The nation’s telecom minister, Kapil Sibal has set February 2013 as the deadline for nationwide Mobile Number Portability (MNP), Times of India reports. He has assured that by this date, postpaid users in the country will be able to use their existing numbers, even if they have moved to another state. While the deadline has been set, there is no getting away from the fact that the task of setting up an infrastructure to manage the shift won't be easy. The report shares further that while at the moment there are two entities looking after MNP, officials have cleared that they have 'limited capacity and scaling up over the next two months may be a tough task'. 


Nationwide MNP for postpaid users (Image credit: Getty Images)

Interestingly, Sibal also announced that MNP has been made a part of the department's agenda for the months leading to February. Sibal added that the other key initiatives that have sought completion by February 2013 include – approval of spectrum assignment and pricing, unified licences regime, M&A guidelines, finalisation of guidelines for spectrum sharing, creation of fund for R&D and manufacturing, including nationwide MNP. 

Mobile Number Portability became popular upon its grand launch because it gave subscribers a chance to move out of their existing service provider onto a new service provider without having to forego their number. With power in their hands, subscribers no longer found themselves tied to their existing providers, if they were unhappy with them. 

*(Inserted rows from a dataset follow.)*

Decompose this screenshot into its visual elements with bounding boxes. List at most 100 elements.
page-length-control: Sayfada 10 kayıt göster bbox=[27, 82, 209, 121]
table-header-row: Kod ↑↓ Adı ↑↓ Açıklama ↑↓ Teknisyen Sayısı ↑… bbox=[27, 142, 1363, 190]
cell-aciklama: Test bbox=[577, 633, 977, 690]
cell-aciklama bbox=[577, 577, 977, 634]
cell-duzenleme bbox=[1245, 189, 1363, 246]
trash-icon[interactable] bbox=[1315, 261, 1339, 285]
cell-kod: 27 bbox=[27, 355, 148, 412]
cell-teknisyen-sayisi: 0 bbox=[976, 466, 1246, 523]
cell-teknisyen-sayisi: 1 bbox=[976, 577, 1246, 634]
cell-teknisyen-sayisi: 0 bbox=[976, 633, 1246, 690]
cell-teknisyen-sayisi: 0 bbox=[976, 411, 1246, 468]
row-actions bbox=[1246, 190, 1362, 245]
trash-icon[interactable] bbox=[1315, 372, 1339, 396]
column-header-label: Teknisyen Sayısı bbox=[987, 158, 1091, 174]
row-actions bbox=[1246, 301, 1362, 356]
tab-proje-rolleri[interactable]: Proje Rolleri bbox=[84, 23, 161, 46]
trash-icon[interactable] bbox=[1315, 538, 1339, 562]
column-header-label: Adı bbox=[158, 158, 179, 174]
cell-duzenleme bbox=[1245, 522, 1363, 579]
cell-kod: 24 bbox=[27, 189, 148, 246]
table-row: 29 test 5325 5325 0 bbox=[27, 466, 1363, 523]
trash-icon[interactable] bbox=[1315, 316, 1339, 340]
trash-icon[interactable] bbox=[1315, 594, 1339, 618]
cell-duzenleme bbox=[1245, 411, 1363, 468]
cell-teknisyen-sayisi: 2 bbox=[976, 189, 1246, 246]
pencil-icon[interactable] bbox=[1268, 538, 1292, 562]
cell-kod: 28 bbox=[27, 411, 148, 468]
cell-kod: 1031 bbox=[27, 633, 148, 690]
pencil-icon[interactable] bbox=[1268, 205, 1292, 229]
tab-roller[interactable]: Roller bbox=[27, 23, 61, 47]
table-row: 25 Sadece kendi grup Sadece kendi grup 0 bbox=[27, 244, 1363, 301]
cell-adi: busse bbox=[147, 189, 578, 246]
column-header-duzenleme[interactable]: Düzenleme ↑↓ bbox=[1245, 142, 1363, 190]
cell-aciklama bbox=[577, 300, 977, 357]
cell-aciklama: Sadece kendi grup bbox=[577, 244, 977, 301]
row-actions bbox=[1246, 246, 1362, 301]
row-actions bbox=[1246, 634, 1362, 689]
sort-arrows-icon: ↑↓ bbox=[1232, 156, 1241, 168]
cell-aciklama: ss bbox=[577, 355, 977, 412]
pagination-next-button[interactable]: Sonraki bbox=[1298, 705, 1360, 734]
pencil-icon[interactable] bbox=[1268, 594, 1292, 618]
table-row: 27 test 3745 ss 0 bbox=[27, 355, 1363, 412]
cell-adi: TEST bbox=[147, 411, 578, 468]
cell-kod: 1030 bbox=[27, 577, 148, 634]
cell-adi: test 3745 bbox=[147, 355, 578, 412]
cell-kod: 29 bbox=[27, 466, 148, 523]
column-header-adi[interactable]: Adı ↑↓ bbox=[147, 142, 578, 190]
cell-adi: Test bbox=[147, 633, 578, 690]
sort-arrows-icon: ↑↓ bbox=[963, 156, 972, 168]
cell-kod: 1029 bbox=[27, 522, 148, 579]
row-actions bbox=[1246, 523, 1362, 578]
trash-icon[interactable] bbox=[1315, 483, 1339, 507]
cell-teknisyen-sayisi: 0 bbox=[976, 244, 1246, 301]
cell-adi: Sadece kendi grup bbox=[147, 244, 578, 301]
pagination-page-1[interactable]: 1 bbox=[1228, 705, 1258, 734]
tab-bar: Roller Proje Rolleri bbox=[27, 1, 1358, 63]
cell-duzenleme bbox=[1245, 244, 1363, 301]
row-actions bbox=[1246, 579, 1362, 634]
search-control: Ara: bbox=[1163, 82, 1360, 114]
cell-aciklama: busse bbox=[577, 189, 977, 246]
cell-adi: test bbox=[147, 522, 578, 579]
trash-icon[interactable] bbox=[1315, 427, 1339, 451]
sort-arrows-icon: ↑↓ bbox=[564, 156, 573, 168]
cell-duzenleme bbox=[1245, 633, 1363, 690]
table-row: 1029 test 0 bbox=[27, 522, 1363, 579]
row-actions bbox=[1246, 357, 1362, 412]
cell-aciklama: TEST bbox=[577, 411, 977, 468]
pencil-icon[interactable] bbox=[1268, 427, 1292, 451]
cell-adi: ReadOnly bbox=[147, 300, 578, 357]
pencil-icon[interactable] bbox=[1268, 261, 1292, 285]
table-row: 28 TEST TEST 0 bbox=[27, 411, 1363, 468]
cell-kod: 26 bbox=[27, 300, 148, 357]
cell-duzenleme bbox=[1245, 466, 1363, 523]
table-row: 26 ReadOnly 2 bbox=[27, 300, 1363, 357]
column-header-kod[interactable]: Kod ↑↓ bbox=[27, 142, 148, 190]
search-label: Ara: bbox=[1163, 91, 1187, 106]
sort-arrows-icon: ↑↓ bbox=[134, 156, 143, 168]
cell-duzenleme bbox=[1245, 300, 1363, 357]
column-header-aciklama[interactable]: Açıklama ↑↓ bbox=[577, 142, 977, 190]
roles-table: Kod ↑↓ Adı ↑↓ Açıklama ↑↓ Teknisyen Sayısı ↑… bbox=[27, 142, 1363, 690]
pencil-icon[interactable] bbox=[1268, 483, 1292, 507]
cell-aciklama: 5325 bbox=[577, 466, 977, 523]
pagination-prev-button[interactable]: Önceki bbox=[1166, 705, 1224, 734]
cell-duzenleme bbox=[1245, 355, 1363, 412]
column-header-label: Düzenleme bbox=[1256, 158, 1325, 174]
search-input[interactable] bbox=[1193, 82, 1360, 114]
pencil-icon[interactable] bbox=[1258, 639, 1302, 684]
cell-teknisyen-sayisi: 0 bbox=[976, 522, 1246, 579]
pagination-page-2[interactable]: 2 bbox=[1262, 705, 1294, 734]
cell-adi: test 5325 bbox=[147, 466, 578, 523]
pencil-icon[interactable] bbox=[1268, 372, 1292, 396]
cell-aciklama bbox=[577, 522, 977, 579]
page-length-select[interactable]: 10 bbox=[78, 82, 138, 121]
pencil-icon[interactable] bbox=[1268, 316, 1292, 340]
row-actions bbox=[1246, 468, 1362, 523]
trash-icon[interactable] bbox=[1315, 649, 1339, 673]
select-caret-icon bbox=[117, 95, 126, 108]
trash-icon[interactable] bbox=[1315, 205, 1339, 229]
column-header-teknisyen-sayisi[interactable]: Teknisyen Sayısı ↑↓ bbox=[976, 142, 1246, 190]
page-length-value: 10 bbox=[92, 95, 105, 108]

While the portability option received a thumbs up from the user community, instances of porting requests being rejected left a bitter taste with some. TRAI, for one, as mentioned earlier, has been highly vocal about their stance on MNP in India. For one, the TRAI declared that no donor operator could accept withdrawal or cancellation of porting requests, which it receives from a subscriber, either in a written form, or through an SMS or a voice call. The body further aimed to discourage the practice by announcing that such a practice is illegal, since there is no such provision. 

Recent reports mapping the performance of MNP in India, had found that there were just several instances, wherein operators were found rejecting subscriber requests for MNP. In fact, one of our reports in mid-December revealed that Bharti Airtel, reportedly rejected maximum number of porting requests – 893, followed by Vodafone (792), Idea Cellular (313), Reliance Communications (307), Tata Teleservices (149), and Loop (134).

The implementation of free roaming, strangely is conspicious by its absence in the telecom department’s current agenda. The topic was discussed over the past few weeks, and has piqued much interest. The nation's eagerly awaiting the implementation of free roaming – an introduction it believes will not give them bill scares when travelling within the country. Reports recently suggested that the Department of Telecommunications (DoT) is likely to ask operators to implement free roaming across the nation by March 2013. This bit of information comes in as the latest, after the telecom department announced its plans pertaining to free roaming earlier this year. The decision, however, hasn't met with support from mobile phone companies, who fear revenue losses once roaming charges are abolished – roaming charges account for roughly 10 percent of their revenues. They have warned that if they incur losses, they would be forced to increase the tariffs.